• Language model-based automatic prefix abbreviation expansion method for biomedical big data analysis

      Anjum, Ashiq; University of Derby (Elsevier, 2019-03-28)
      In biomedical domain, abbreviations are appearing more and more frequently in various data sets, which has caused significant obstacles to biomedical big data analysis. The dictionary-based approach has been adopted to process abbreviations, but it cannot handle ad hoc abbreviations, and it is impossible to cover all abbreviations. To overcome these drawbacks, this paper proposes an automatic abbreviation expansion method called LMAAE (Language Model-based Automatic Abbreviation Expansion). In this method, the abbreviation is firstly divided into blocks; then, expansion candidates are generated by restoring each block; and finally, the expansion candidates are filtered and clustered to acquire the final expansion result according to the language model and clustering method. Through restrict the abbreviation to prefix abbreviation, the search space of expansion is reduced sharply. And then, the search space is continuous reduced by restrained the effective and the length of the partition.

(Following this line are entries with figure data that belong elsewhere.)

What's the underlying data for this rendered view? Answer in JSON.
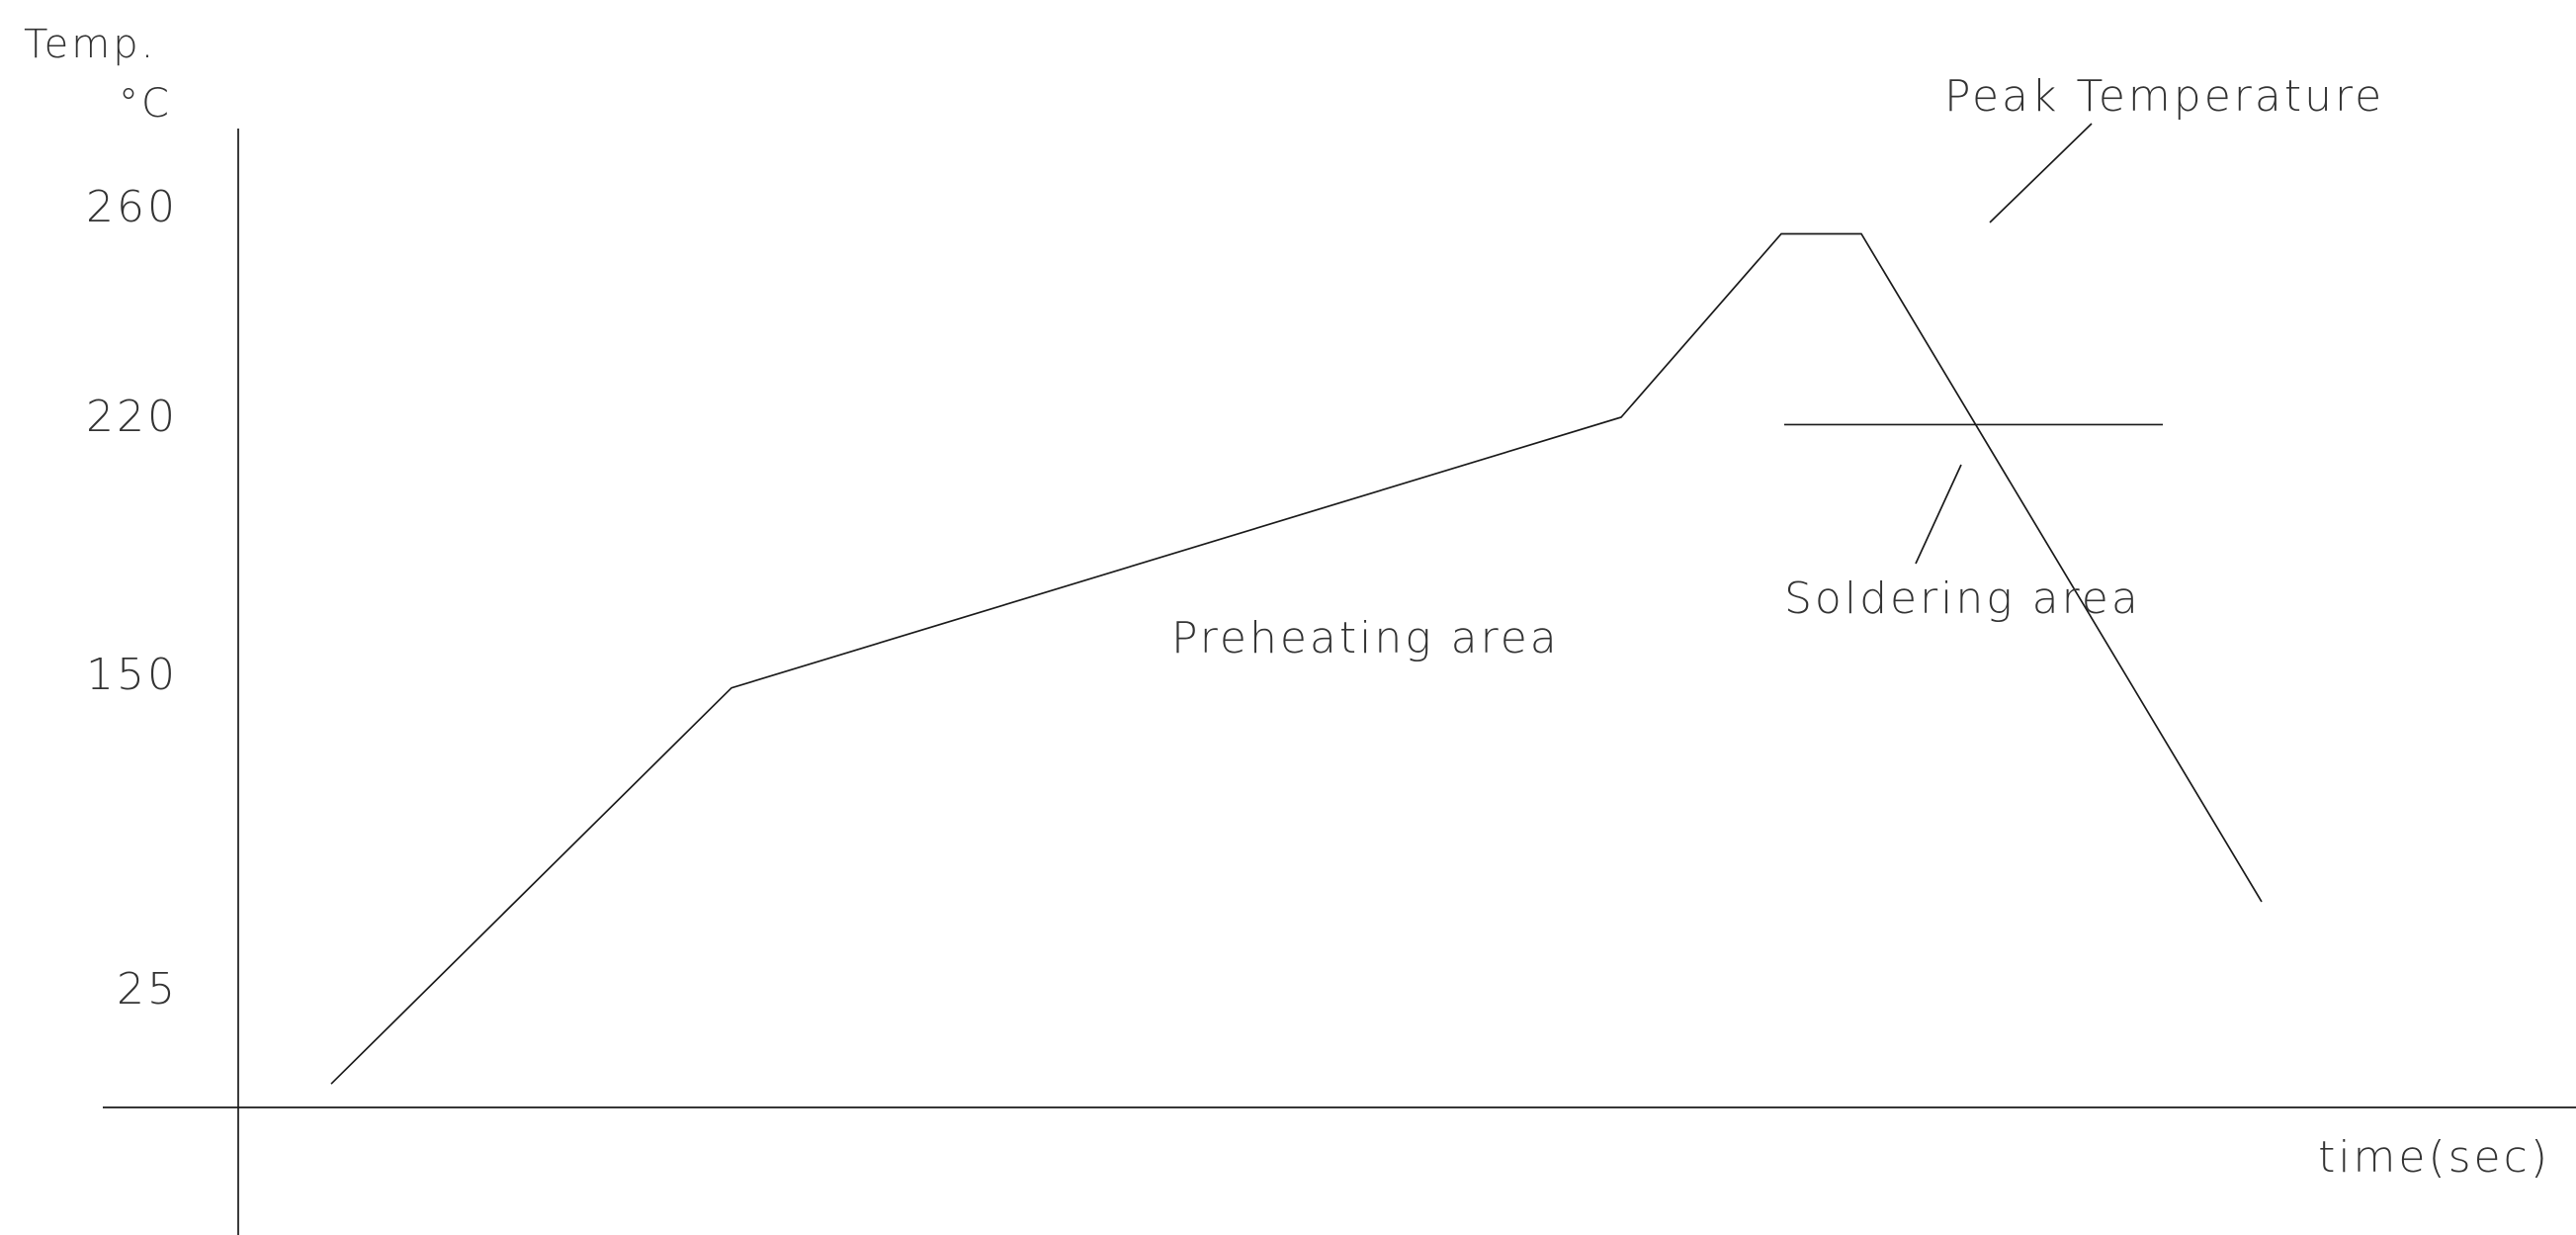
{
  "chart_data": {
    "type": "line",
    "title": "",
    "xlabel": "time(sec)",
    "ylabel": "Temp.",
    "yunit": "°C",
    "yticks": [
      25,
      150,
      220,
      260
    ],
    "grid": false,
    "legend": "none",
    "series": [
      {
        "x": [
          0,
          45,
          145,
          163,
          172,
          217
        ],
        "y": [
          5,
          145,
          220,
          255,
          255,
          60
        ]
      }
    ],
    "annotations": [
      {
        "text": "Peak Temperature",
        "leader_from": [
          178,
          300
        ]
      },
      {
        "text": "Preheating area"
      },
      {
        "text": "Soldering area"
      }
    ],
    "soldering_threshold": 218
  }
}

In order to validate the effective of the method, two types of experiments are designed. For standard abbreviations, the expansion results include most of the expansion in dictionary. Therefore, it has a high precision. For ad hoc abbreviations, the precisions of schema matching, knowledge fusion are increased by using this method to handle the abbreviations. Although the recall for standard abbreviation needs to be improved, but this does not affect the good complement effect for the dictionary method.